Bir zamanlar Dr. Abraham Twerski’nin bir videosunu izlemiştim. O geldi aklıma ve tekrar izledim. Videoda, stres ve stresi nasıl algılamamız gerektiği konusunda ,ıstakozların büyümesi, gelişmesi ile alakalı bir örnekten yola çıkarak, stresi, büyümek ve kendimizi geliştirmek için nasıl kullanabileceğimiz konusunda yol gösteriyordu. Yumuşak bir yapıda olan ıstakozların, büyüdükçe vücutlarında oluşan eski kabuğun kendilerini sıktığından ve bunun sürekli stres meydana getirdiğinden, her defasında bu sıkıntıyı atabilmek için duyduğu rahatsızlıktan ve bir süre sonra da, bu kabuğu zorlayarak attığından bahsediyordu. Konuşmasının bir yerinde “ Eğer ıstakozların doktorları olsaydı, kendisini rahatsız hissettiği zaman doktora giderdi, doktor ona antidepresanlar verirdi ve o da kendisini iyi hissederdi, o zaman büyüyüp gelişemez eski kabuğunu atamazdı” diyordu.
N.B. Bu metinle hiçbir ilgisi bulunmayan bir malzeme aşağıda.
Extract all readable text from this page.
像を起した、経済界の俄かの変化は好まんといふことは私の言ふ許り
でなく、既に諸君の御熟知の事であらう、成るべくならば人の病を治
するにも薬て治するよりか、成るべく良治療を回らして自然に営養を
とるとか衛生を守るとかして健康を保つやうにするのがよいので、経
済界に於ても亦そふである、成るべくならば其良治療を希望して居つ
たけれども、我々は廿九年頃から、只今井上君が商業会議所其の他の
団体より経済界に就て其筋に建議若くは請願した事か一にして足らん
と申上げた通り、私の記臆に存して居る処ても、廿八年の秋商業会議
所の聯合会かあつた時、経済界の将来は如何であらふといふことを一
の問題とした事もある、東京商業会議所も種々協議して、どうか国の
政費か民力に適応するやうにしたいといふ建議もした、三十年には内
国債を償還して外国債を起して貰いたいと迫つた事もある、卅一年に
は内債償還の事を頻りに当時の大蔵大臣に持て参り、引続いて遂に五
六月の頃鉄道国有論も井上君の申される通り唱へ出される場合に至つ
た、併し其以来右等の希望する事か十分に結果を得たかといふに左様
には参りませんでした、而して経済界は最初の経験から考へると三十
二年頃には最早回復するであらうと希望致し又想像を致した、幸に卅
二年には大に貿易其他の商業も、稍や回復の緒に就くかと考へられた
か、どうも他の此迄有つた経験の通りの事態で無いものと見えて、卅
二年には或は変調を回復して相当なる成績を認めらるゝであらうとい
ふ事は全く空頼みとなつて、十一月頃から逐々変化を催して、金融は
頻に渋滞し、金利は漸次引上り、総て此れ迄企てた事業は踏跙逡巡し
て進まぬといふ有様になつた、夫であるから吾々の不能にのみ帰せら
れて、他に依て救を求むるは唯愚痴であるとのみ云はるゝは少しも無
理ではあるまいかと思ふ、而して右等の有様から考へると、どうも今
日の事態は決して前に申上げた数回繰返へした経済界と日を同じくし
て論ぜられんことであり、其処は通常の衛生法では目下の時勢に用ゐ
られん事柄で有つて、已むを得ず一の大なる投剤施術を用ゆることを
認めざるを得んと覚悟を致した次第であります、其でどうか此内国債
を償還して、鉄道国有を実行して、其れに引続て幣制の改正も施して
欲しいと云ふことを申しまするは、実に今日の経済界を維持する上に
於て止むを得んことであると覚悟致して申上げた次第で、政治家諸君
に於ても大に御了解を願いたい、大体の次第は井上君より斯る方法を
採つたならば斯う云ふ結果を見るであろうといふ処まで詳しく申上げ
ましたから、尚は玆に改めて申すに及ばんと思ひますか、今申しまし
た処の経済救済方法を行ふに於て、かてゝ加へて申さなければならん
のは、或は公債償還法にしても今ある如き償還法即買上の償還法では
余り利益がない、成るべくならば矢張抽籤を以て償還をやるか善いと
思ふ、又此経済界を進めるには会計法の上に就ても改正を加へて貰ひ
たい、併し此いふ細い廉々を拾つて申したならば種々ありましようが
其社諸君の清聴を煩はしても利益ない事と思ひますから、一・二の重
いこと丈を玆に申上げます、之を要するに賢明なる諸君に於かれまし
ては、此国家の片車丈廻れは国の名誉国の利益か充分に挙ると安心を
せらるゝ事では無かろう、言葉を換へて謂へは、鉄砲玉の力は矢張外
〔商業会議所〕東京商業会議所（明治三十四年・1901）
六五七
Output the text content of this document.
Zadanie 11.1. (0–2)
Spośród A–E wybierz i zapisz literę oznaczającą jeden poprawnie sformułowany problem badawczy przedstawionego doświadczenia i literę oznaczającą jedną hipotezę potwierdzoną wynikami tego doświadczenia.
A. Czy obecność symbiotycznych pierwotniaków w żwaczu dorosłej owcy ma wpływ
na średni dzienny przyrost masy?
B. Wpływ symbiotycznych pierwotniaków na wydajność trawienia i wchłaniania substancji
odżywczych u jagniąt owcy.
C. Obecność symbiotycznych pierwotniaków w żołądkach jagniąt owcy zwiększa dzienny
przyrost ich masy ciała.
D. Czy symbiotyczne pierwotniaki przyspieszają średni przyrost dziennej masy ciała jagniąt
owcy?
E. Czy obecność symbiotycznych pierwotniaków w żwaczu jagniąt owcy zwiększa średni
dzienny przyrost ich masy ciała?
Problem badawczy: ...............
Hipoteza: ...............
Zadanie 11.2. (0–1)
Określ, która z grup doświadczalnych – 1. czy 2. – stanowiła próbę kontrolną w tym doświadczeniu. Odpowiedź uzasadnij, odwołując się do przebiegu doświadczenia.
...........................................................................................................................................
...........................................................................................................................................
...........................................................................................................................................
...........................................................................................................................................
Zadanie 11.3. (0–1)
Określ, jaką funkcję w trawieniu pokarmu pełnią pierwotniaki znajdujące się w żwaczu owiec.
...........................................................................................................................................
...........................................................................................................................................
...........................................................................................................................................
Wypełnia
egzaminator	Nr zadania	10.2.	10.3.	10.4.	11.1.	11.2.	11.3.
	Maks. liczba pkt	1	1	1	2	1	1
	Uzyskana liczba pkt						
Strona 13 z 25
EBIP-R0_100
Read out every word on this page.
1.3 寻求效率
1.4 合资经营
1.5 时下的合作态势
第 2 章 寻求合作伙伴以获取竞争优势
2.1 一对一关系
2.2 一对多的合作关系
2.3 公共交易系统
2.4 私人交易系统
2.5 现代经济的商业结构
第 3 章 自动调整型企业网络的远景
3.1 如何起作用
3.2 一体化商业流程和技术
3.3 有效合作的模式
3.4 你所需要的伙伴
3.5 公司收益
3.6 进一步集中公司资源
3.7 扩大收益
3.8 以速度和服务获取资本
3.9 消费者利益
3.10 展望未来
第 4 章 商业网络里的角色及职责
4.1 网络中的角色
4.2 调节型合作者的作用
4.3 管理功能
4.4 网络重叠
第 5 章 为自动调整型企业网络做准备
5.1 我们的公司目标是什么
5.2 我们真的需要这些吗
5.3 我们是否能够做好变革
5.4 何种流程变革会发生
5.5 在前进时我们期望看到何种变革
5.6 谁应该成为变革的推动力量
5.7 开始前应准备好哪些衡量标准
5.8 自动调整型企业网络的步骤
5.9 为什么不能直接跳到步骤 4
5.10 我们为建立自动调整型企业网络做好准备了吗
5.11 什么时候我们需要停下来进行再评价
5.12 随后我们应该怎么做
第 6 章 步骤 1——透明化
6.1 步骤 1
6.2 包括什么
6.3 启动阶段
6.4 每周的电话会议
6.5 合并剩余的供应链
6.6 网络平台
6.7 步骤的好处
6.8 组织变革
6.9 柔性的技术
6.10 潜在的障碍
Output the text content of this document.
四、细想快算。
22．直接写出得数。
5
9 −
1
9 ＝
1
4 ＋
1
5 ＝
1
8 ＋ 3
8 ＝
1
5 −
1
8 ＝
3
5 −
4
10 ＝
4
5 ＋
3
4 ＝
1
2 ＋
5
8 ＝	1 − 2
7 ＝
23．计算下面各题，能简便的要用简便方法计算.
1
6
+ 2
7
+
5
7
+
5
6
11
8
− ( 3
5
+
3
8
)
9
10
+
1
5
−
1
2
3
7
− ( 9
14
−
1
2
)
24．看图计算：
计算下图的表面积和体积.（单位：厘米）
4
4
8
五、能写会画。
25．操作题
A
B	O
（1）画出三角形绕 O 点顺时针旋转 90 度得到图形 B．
Peki ben bu durumda ne yapabilirdim? Asıl soru buydu. Buna çözüm aradım kendimce. Bulduğum çözümlerle de, kendi kendimi iyileştirme yoluna gittim. Önce sorunlarımla yüzleşmeyi seçtim. Bunu yapmak tamamen iyileştirmese de biraz biraz toparlamama yardımcı oldu. Ardından, yıllardır karşı karşıya kaldığım diğer sorunlarla yüzleşme yoluna gittim. Eksik bıraktığım şeyleri tamamlamak gibi. Deyim yerindeyse, yutamadığın büyük lokmaları, parçalara bölerek yutmak gibi, sorunları da parça parça çözmeye çalıştım. Kimi zamanda herhangi bir değer ve kıymeti olmadığı halde, sürekli sorun çıkaran bazı şeyleri tamamen hayatımdan çıkardım.
Sonra günün birinde bir psikologla sıradan bir insan arasında geçen şu diyalog geldi aklıma;
-Sen benim doktorumsun
-Hayır ben doktor değilim psikoloğum
-Tamam işte bende onu diyorum
-Ya ne alakası var, doktor olan psikiyatrist
-İyi ya işte ikinizde insan iyileştiriyorsunuz.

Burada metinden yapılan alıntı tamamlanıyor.